In 1964 the Cook family returned to Vermont when Captain Cook was transferred to Okinawa. In December 1964, Cook was sent to Vietnam where he was captured by the Viet Cong on December 31, 1964 while serving as an advisor with a Vietnamese Marine battalion.

Colonel (then Captain) Cook was in the vicinity of Benh Gia, Phouc Tuy Province, Republic of Vietnam, while participating as a Marine advisor to the South Vietnamese, and went to the site of a helicopter crash with a South Vietnamese unit to check for survivors. When the Viet Cong surrounded the area, Cook was shot in the leg while attempting to assist members of his unit to safety, and was then captured. His personal valor and exceptional spirit of loyalty during his three years of captivity resulted in his posthumous award of the Medal of Honor.

Mrs. Laurette A. Cook, widow of Colonel Cook, received the Medal of Honor on behalf of her husband May 16, 1980 during ceremonies at the Hall of Heroes in the Pentagon. The Honorable Edward Hidalgo, Secretary of the Navy, presented the Medal to Mrs. Cook while Cook’s parents and four children looked on along with General Robert H. Barrow, Commandant of the Marine Corps.

A list of Colonel Cook’s medals and decorations includes: the Medal of Honor, the Purple Heart with one bronze star, the Combat Action Ribbon, the National Defense Service Medal, the Armed Forces Expeditionary Medal, and the Republic of Vietnam Campaign Medal.


Rank and organization: Colonel, United States Marine Corps, Prisoner of War by the Viet Cong in the Republic of Vietnam. Place and date: Vietnam, 31 December 1964 to 8 December, 1967. Entered Service at: Brooklyn, New York. Date and place of birth: 9 August 1934, Brooklyn New York.


For conspicuous gallantry and intrepidity at the risk of his life above and beyond the call of duty while interned as a Prisoner of War by the Viet Cong in the Republic of Vietnam during the period 31 December 1964 to 8 December 1967. Despite the fact that by so doing he would bring about harsher treatment for himself, Colonel (then Captain) Cook established himself as the senior prisoner, even though in actuality he was not.

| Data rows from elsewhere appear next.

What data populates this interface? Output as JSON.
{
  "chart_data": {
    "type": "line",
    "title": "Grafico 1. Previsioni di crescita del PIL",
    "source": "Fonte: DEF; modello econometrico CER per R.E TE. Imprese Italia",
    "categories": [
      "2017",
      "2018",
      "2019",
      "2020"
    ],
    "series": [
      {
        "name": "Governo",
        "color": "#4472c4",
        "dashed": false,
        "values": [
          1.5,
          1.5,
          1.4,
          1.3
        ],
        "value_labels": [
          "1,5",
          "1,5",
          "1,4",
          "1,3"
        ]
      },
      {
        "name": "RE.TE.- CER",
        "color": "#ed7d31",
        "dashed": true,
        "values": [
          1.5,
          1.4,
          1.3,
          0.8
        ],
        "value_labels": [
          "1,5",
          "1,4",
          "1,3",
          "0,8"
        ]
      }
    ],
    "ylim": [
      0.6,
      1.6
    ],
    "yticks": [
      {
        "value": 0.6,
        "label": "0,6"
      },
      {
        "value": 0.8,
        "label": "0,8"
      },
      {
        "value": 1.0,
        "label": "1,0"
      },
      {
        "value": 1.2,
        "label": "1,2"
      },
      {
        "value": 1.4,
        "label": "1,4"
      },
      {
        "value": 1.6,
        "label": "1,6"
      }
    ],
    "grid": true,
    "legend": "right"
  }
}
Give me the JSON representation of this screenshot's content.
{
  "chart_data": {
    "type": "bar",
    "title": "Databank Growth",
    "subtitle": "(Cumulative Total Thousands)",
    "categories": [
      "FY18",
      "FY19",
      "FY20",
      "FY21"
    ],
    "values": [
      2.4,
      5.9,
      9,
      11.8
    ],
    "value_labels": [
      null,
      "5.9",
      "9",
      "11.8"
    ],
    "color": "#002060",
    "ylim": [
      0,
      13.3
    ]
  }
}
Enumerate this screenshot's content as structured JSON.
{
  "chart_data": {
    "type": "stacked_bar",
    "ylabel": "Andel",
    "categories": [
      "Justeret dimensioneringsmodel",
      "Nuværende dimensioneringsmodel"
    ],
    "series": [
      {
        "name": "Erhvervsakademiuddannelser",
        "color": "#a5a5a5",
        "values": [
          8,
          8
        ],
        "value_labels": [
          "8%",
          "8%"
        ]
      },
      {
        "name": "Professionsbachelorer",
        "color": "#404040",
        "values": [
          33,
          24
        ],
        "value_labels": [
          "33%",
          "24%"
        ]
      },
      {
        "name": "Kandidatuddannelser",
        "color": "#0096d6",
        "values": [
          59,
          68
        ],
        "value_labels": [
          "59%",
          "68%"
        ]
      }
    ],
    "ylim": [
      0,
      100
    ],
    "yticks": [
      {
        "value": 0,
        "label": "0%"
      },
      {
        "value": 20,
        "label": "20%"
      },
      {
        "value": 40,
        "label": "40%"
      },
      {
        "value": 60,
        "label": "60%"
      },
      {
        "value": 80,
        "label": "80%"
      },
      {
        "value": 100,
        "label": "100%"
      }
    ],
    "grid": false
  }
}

Repeatedly assuming more than his share of their health, Colonel Cook willingly and unselfishly put the interests of his comrades before that of his own well-being and, eventually, his life. Giving more needy men his medicine and drug allowance while constantly nursing them, he risked infection from contagious diseases while in a rapidly deteriorating state of health. This unselfish and exemplary conduct, coupled with his refusal to stray even the slightest from the Code of Conduct, earned him the deepest respect from not only his fellow prisoners, but his captors as well. Rather than negotiate for his own release or better treatment, he steadfastly frustrated attempts by the Viet Cong to break his indomitable spirit. and passed this same resolve on to the men whose well-being he so closely associated himself. Knowing his refusals would prevent his release prior to the end of the war, and also knowing his chances for prolonged survival would be small in the event of continued refusal, he chose nevertheless to adhere to a Code of Conduct far above that which could be expected. His personal valor and exceptional spirit of loyalty in the face of almost certain death reflected the highest credit upon Colonel Cook, the Marine Corps, and the United States Naval Service.